In-silico evaluation of Azadirachta indica (neem) against DprE1 of Mycobacterium tuberculosis with functional characterisation
摘要
Tuberculosis remains a global health challenge, necessitating the discovery of novel inhibitors against Mycobacterium tuberculosis. This study investigates the potential inhibitory activity of phytochemicals from Azadirachta indica (Neem) against Decaprenylphosphoryl-β-D-ribose 2′-epimerase (DprE1), a validated target involved in cell wall biosynthesis. The DprE1 structure (PDB: 4FDP) and a total of 25 selected ligands of A. indica were retrieved and prepared using the Schrodinger Maestro suite. Functional enrichment and network analysis were conducted using STRING and Cytoscape.
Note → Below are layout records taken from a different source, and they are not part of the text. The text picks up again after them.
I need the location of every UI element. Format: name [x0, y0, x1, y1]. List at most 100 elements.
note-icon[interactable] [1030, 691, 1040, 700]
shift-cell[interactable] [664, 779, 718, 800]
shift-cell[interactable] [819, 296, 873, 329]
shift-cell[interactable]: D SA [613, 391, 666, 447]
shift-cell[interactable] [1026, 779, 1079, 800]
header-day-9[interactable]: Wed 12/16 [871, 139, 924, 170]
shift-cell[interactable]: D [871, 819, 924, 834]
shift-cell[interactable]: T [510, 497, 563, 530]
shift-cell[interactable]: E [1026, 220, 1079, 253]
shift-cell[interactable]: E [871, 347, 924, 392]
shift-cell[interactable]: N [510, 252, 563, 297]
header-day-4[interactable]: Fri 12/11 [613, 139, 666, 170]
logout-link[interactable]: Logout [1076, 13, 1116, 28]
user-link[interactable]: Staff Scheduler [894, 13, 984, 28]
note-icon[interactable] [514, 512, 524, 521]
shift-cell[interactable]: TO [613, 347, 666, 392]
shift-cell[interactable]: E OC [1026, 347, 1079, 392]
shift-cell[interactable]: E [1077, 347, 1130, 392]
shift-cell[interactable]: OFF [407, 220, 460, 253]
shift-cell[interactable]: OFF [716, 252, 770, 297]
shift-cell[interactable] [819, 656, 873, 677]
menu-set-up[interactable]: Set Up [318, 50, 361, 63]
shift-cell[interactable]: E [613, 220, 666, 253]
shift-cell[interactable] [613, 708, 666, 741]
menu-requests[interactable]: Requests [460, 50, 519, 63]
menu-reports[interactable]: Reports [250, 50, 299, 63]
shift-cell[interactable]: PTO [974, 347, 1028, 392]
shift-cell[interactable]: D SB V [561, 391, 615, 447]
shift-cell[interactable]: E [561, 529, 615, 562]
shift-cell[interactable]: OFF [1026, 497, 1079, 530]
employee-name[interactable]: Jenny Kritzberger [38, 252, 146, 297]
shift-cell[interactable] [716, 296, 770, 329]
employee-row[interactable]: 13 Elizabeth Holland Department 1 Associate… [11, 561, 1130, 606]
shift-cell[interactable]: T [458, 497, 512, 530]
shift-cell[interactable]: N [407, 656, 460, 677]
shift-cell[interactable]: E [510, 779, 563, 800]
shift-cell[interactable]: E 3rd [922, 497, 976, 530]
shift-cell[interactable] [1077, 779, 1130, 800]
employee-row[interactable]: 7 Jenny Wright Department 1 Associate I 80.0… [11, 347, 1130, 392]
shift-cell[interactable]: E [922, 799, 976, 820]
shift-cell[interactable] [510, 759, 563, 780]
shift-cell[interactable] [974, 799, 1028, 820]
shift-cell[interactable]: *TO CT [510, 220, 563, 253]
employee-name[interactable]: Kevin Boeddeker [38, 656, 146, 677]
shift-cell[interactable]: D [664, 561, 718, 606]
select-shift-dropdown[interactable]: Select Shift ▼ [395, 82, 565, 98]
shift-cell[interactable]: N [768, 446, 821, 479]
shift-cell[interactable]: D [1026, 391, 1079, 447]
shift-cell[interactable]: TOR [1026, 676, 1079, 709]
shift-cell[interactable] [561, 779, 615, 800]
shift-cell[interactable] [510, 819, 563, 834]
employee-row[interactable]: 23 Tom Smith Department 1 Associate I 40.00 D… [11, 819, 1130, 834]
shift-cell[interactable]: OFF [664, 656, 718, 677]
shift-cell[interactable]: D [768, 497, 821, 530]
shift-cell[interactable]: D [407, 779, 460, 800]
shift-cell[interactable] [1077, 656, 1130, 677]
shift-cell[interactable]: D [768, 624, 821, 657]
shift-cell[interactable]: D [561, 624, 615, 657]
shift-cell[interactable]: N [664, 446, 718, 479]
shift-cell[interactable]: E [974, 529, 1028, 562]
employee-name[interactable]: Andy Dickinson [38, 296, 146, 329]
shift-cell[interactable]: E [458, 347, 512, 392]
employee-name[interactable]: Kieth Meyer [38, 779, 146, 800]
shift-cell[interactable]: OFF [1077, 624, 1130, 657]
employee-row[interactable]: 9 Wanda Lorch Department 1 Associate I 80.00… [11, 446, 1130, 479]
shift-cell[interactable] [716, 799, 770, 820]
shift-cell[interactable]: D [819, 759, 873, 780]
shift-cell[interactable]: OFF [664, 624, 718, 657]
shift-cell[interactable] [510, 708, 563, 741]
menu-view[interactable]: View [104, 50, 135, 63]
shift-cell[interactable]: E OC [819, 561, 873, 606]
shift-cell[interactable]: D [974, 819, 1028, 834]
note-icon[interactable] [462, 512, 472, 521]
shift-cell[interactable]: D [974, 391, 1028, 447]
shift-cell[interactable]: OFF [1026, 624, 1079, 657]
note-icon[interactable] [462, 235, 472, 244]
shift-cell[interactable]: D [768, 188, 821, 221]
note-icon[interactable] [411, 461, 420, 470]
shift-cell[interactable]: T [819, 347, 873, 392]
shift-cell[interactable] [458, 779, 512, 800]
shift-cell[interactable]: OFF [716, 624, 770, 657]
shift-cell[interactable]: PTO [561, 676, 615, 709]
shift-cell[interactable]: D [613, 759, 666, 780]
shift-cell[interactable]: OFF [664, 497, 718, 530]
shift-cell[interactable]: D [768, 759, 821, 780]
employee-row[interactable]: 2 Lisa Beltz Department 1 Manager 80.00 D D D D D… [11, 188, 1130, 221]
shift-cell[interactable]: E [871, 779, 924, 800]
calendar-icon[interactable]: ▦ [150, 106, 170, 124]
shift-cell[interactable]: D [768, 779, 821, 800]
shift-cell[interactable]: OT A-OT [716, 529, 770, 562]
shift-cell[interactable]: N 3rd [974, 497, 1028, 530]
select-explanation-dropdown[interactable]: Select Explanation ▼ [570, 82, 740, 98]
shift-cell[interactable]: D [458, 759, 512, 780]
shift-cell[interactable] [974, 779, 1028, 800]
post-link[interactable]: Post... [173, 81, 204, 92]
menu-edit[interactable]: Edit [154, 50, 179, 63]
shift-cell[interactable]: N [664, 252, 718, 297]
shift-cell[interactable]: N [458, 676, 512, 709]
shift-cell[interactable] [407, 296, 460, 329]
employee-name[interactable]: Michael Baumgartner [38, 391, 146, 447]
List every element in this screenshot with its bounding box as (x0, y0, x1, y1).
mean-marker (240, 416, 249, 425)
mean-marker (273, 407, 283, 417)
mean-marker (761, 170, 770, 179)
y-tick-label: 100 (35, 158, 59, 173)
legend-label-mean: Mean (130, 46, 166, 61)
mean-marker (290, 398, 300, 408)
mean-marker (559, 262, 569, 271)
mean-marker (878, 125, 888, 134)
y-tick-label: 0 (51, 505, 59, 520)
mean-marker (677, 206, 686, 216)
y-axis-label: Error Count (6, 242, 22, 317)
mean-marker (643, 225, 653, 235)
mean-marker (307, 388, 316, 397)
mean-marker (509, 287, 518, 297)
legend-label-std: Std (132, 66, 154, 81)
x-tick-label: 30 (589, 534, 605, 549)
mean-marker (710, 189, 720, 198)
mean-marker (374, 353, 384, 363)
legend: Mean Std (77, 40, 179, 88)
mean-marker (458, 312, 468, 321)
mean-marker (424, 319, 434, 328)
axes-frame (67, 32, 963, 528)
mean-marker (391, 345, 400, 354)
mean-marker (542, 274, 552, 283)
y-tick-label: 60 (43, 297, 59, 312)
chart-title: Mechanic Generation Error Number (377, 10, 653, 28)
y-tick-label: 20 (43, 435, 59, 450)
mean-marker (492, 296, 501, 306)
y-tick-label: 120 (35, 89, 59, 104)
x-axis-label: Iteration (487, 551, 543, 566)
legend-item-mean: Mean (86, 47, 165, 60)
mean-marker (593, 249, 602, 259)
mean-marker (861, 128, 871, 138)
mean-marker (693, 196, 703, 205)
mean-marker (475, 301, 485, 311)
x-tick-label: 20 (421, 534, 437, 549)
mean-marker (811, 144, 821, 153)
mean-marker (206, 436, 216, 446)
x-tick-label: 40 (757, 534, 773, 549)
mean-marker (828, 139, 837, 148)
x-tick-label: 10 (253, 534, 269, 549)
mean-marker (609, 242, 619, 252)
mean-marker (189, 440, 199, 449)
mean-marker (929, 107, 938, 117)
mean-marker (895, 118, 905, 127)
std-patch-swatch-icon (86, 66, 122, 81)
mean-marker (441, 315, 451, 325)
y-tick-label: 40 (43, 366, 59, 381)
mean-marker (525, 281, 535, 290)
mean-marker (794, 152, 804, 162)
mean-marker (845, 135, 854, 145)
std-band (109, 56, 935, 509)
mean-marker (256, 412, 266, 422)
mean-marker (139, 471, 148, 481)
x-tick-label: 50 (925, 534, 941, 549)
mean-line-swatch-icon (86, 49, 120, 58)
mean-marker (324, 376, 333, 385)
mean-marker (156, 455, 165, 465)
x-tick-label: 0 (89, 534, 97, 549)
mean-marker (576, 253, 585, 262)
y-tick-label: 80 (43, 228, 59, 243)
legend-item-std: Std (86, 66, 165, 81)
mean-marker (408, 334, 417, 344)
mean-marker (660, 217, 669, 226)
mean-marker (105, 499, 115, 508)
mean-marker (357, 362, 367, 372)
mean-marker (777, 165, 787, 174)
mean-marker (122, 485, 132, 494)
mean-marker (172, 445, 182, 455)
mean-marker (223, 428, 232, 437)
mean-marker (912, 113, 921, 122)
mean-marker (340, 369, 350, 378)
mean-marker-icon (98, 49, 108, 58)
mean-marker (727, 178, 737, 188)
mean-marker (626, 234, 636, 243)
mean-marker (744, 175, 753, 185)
Molecular docking (Glide XP) was performed, followed by 100 ns molecular dynamics (MD) simulations using Desmond to evaluate the stability of the protein–ligand complexes. Pharmacokinetic and toxicity profiles were predicted using the pkCSM server. Network analysis supported the role of DprE1 as a key node in mycobacterial cell wall organization. Molecular docking identified Quercetin as the top-ranked candidate with a binding affinity of − 7.9 kcal/mol, comparable to the reference inhibitor BTZ043. MD simulations indicated that the DprE1-Quercetin complex maintained stable interactions, with a calculated binding free energy (ΔG_bind) of − 51.52 kcal/mol compared to − 39.75 kcal/mol for BTZ043. Quercetin formed consistent hydrogen bond interactions with ASP318 and TYR314. ADMET predictions suggested that while BTZ043 exhibited higher intestinal absorption, Quercetin demonstrated a more favorable predicted safe compound, including the absence of AMES toxicity. Findings suggest that quercetin may serve as a promising inhibitor candidate, compared to the control inhibitor BTZ043, but requires further studies to better ascertain its efficacy as an anti-tubercular agent.